Competing for the Ohio State Buckeyes track and field team, Bertrand ran a wind-assisted 11.05 seconds for the 100 metres to finish seventh at the 2024 NCAA Division I Outdoor Track and Field Championships final in Eugene, Oregon.

Bertrand competed in the 100 metres at the 2024 Paris Olympics, reaching the semi-finals. She also competed in the 4 × 100 m relay at the Games.

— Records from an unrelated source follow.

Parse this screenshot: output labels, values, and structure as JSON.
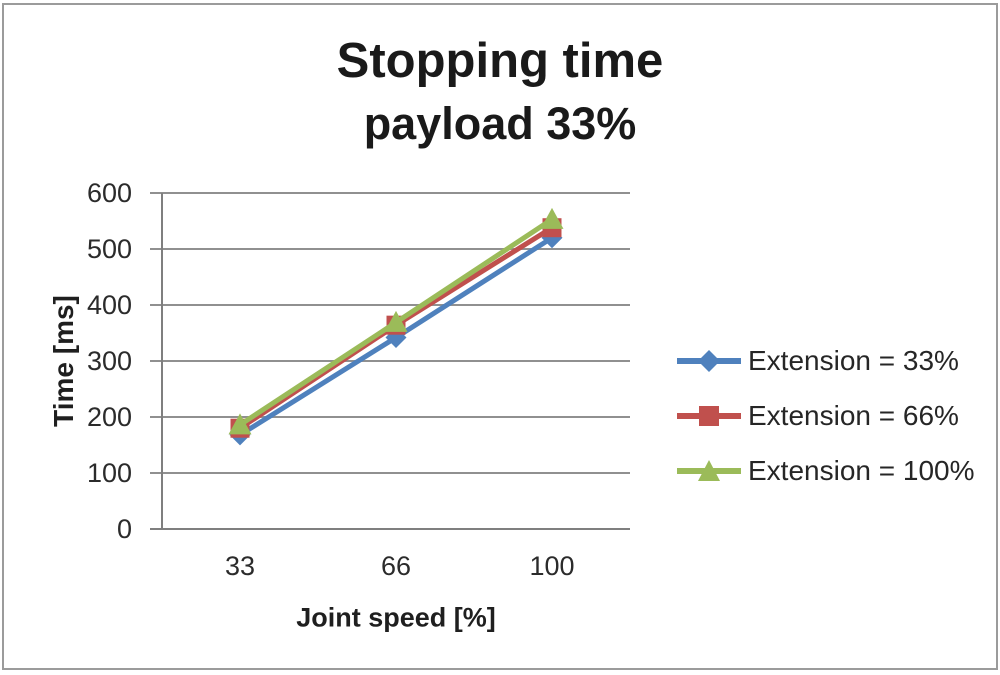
{
  "frame": {
    "background": "#ffffff",
    "border_color": "#9b9b9b"
  },
  "chart_data": {
    "type": "line",
    "title": "Stopping time",
    "subtitle": "payload 33%",
    "xlabel": "Joint speed [%]",
    "ylabel": "Time [ms]",
    "categories": [
      "33",
      "66",
      "100"
    ],
    "series": [
      {
        "name": "Extension = 33%",
        "values": [
          168,
          342,
          520
        ],
        "color": "#4f81bd",
        "marker": "diamond"
      },
      {
        "name": "Extension = 66%",
        "values": [
          180,
          364,
          538
        ],
        "color": "#c0504d",
        "marker": "square"
      },
      {
        "name": "Extension = 100%",
        "values": [
          186,
          369,
          553
        ],
        "color": "#9bbb59",
        "marker": "triangle"
      }
    ],
    "ylim": [
      0,
      600
    ],
    "yticks": [
      0,
      100,
      200,
      300,
      400,
      500,
      600
    ],
    "grid": true,
    "legend_position": "right",
    "gridline_color": "#909090",
    "axis_color": "#7f7f7f",
    "text_color": "#2b2b2b"
  }
}
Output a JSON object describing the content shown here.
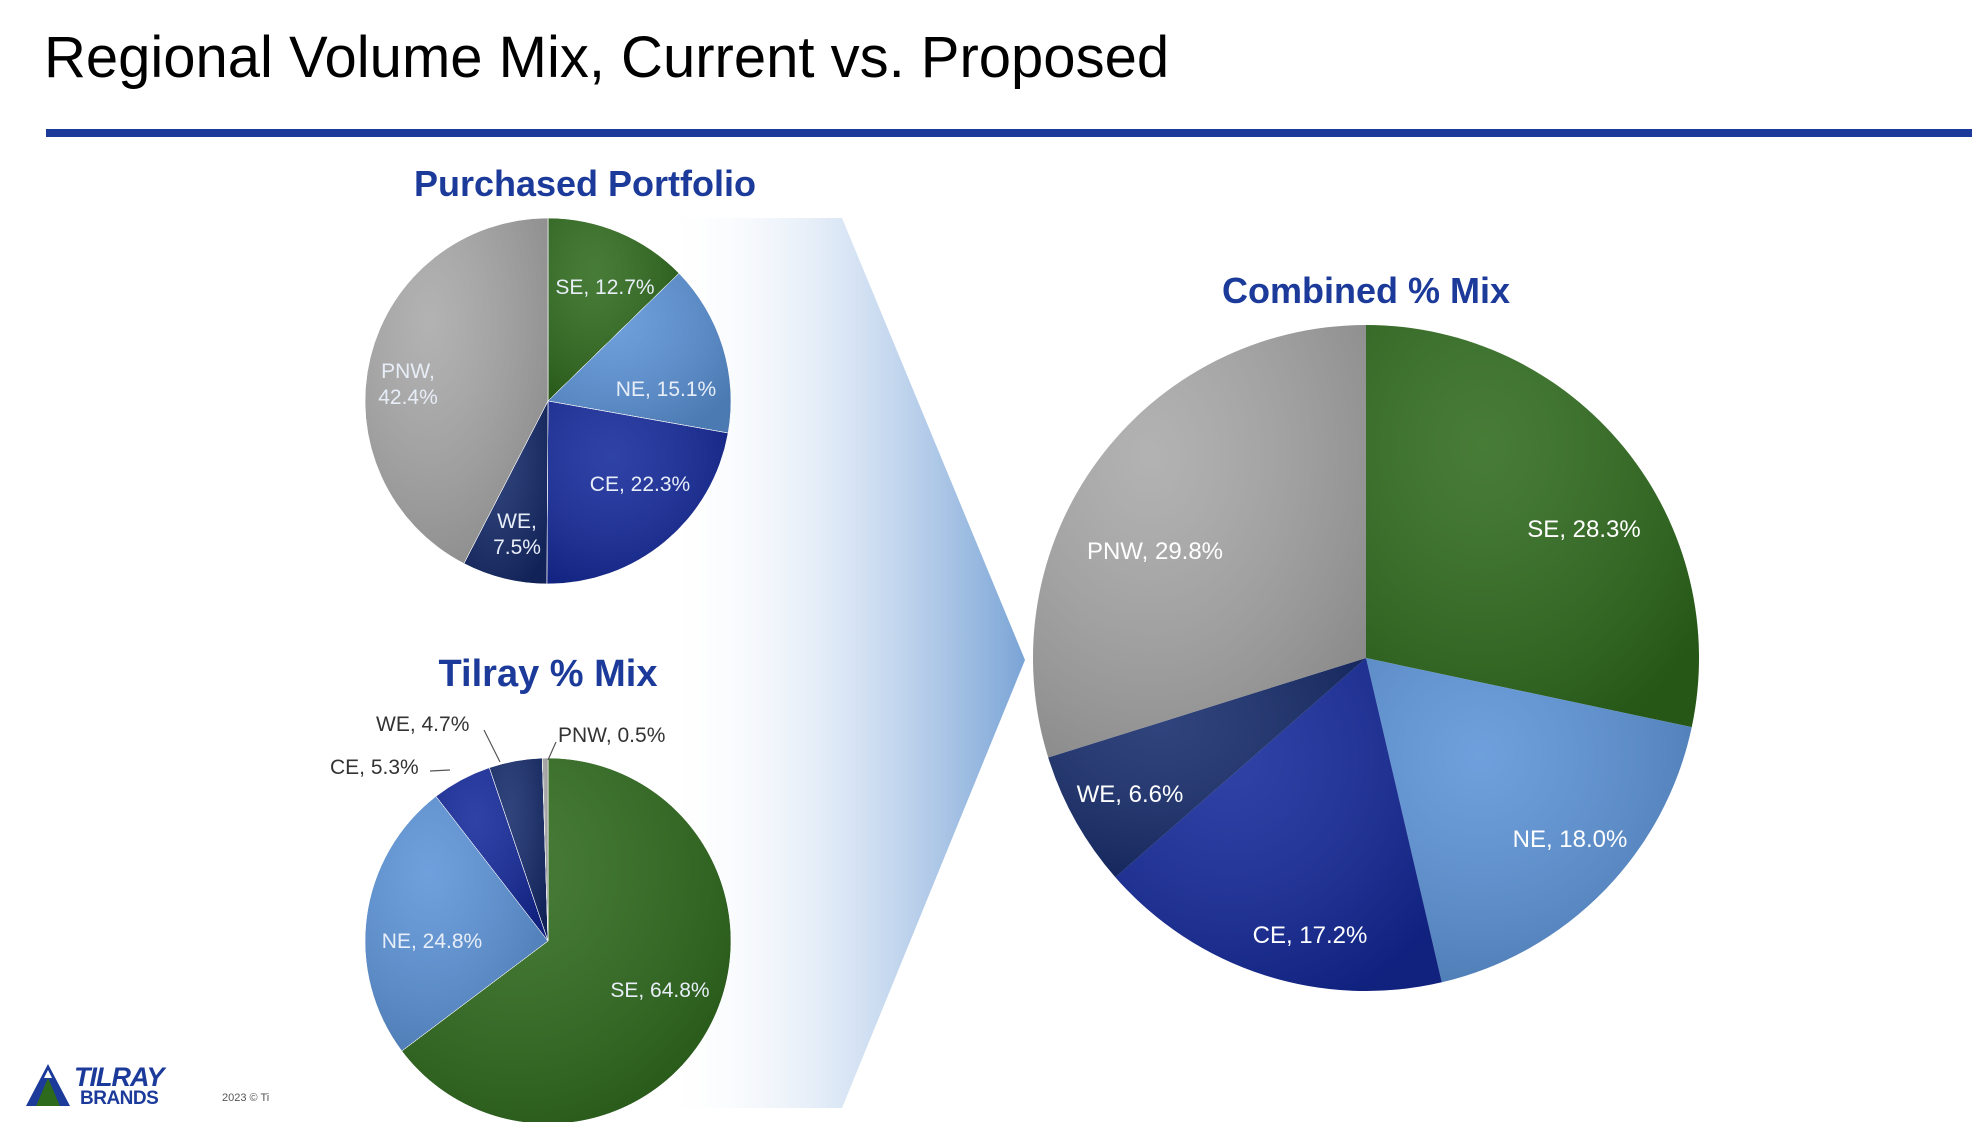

Bertrand finished third in the 60 meters at the Big 10 Indoor Championships on 1 March 2025 in 7.19 seconds. In 2025 at the Texas Relays, she ran a wind assisted 10.94 in the women's 100 meters (+3.9). She finished fourth in the 200 metres at the 2025 NCAA Division I Outdoor Track and Field Championships. She also finished fifth in the NCAA Outdoor Championships final over 100 metres in a time of 11.21 seconds. At the Trinidad & Tobago Championships in August 2025, she won the 100 metres title ahead of Shaniqua Bascombe in the final.

In September 2025, she competed in the 100 metres at the 2025 World Championships in Tokyo, Japan. She also ran in the women's 200 metres at the championships.

In June 2026, Bertrand won the national championships sprint double with wins over 100 metres and 200 metres. In July, she was a semi-finalist competing in the 100 metres at the 2026 Commonwealth Games. On 1 August, she won the bronze medal at the Games in Glasgow, Scotland, in the women's 4 × 100 m relay.